Not an Emergency — or the "999 doesn't think I'm worth it" effect
I’ve written before about public misconceptions when calling 999. I had planned to touch on this there, but there’s enough nuance and detail that it deserves its own post.
When you call an ambulance, your call is triaged based on your current condition. If it’s not critical, an ambulance may not be sent — instead, you’ll be directed to contact 111 for further assessment or advice, or to talk to your GP or make your own way to hospital. This can sometimes come across as though the operators at 999, or the ambulance service in general, doesn’t care about your problem; the reality is exactly the opposite.
Critical, Emergency, Urgent
These are terms used fairly frequently in the ambulance service that, on the surface, appear to mean the same or similar thing. They’re actually well-defined levels of urgency, depending on how life-threatening the call is.
- Critical (Category 1) calls are those where the patient’s life is in immediate danger — the patient may be not breathing, or choking, or drowning.
- Emergency (mostly Category 2) calls still involve a risk to the patient’s life in the near future.
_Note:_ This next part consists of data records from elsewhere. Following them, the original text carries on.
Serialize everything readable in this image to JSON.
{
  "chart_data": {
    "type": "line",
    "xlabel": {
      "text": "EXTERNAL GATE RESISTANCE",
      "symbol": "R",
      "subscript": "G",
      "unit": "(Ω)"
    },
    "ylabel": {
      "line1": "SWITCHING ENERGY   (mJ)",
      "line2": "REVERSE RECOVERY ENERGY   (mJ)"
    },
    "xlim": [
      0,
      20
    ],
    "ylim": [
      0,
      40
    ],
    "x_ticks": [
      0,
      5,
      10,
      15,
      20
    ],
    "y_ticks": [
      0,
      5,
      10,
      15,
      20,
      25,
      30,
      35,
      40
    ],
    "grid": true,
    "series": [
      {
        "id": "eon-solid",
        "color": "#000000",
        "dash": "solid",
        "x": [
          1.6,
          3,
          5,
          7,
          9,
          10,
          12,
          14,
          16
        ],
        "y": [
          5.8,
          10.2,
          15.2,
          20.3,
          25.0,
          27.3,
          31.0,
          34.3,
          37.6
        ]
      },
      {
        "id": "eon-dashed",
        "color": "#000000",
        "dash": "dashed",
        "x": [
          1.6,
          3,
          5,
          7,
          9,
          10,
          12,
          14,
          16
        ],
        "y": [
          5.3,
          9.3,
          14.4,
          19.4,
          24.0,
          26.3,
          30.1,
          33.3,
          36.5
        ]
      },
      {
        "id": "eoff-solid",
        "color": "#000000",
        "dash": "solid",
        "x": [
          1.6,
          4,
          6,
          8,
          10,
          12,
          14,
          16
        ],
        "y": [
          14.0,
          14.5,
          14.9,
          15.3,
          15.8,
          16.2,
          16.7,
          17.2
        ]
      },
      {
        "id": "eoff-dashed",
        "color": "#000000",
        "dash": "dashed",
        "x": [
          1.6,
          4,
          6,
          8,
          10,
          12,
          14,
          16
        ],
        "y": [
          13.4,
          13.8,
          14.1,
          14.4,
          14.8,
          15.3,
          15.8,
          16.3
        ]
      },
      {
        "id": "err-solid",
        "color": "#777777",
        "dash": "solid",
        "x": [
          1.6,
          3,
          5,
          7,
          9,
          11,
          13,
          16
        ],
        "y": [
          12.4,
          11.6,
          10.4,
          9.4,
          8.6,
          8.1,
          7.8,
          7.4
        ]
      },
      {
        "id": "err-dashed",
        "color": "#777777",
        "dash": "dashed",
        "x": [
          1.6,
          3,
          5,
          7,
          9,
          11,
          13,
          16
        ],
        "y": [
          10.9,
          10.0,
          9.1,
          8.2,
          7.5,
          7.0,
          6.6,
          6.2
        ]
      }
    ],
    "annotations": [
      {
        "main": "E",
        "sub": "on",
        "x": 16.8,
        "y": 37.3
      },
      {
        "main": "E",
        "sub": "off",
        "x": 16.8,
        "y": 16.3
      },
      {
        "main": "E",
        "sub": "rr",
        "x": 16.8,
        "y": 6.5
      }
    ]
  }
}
This could be something like a heart attack or a stroke.
- Urgent (usually Category 3 or 4) calls are those needing usually same-day treatment, but where there is no immediate threat to life. Most broken bones and dislocations go here, along with mild breathing difficulties.
There are also Non-Emergency calls, which are those where the patient could safely make their own way to a hospital, just needs some advice, or would be better served by accessing care elsewhere.
As a service, obviously we respond to critical and emergency calls as soon as we possibly can. Critical calls will usually need more than one crew dispatched to deal with them. This leaves urgent calls in a bit of an odd position — they’re not not our responsibility, but clearly we have to respond to the more serious calls first. What happens when all our crews are already engaged on jobs? Beyond that, there’s non-emergency — sure, if we had the crews, we’d send ambulances to these calls too, but the reality is that even if we tried to send to these calls, the patients would be waiting significant lengths of time for anyone to get there. Particularly on the lower-category calls, it’s not rare to see an ambulance assigned and en-route, but then redirected halfway there to a more serious call nearby.
For critical and emergency situations, the right option is clearly to call an ambulance. They’ll get to you faster than you can get to hospital, and they can start life-saving care on board en route. For calls for urgent care, it’s a bit more fuzzy: yes, we’ll get to you, but you may be waiting a little while. How long, exactly, depends on how busy we are — a month ago, we had Category 3 calls waiting for 12 hours and more, although at the moment we’re mostly getting to them inside an hour.
This is where we rely on the public making a judgement for themselves: can the patient get to hospital (with assistance, if necessary)? Is there someone who could take them, or could they get in a taxi? Or would it not be safe to move them, or there’s no other way of getting there, or do they need treatment where they are?
Category 5 is where the misunderstandings and miscommunications start to crop up. Lots of aches, pains, and chronic conditions end up falling into this category — back pain, abdominal pain, minor bleeding and burns, and lots of long-term medical conditions. Unless there are other more concerning symptoms present to make the call a higher priority, these callers are directed to 111, to a GP, or to make their own way to hospital.
These situations aren’t life-threatening, but they can be debilitating, painful, and dehumanising, and having a 999 operator tell you that you’re not going to get an ambulance can add to the frustration and upset. The common refrain to being referred to 111 is “but they’re in agony here!” Trust me, I know. I don’t want the patient to be in agony, or unable to move, but my hands are tied.
This is twofold: firstly, I don’t have a choice. As I’ve mentioned before, I’m following a protocol, and that protocol dictates the priority assigned to the call; I don’t get to choose who gets an ambulance. Secondly and more importantly, we as a service know that if we tried to send you an ambulance, you’d be waiting for hours and hours in the same condition. We’re sending you to 111 or to hospital not to say “this isn’t a problem”, but because you’ll get help much more quickly there.
When you call 111, you’re connected to a health advisor. This operator can assess your condition in much more detail than I can at 999. They can access your medical records. They can connect you to healthcare professionals — doctors, nurses, mental health professionals, specialists. They can arrange emergency appointments for you. And, in the worst case, if their detailed assessment reveals something that does mean an ambulance should be sent as a precaution, they can arrange that for you automatically, without having to send you back to 999.
We’re always working on ways to improve the communication and experience around that. If you do call 999 and get referred to 111, remember: we’re not saying this isn’t a problem, we’re just trying to get you help in the quickest way possible.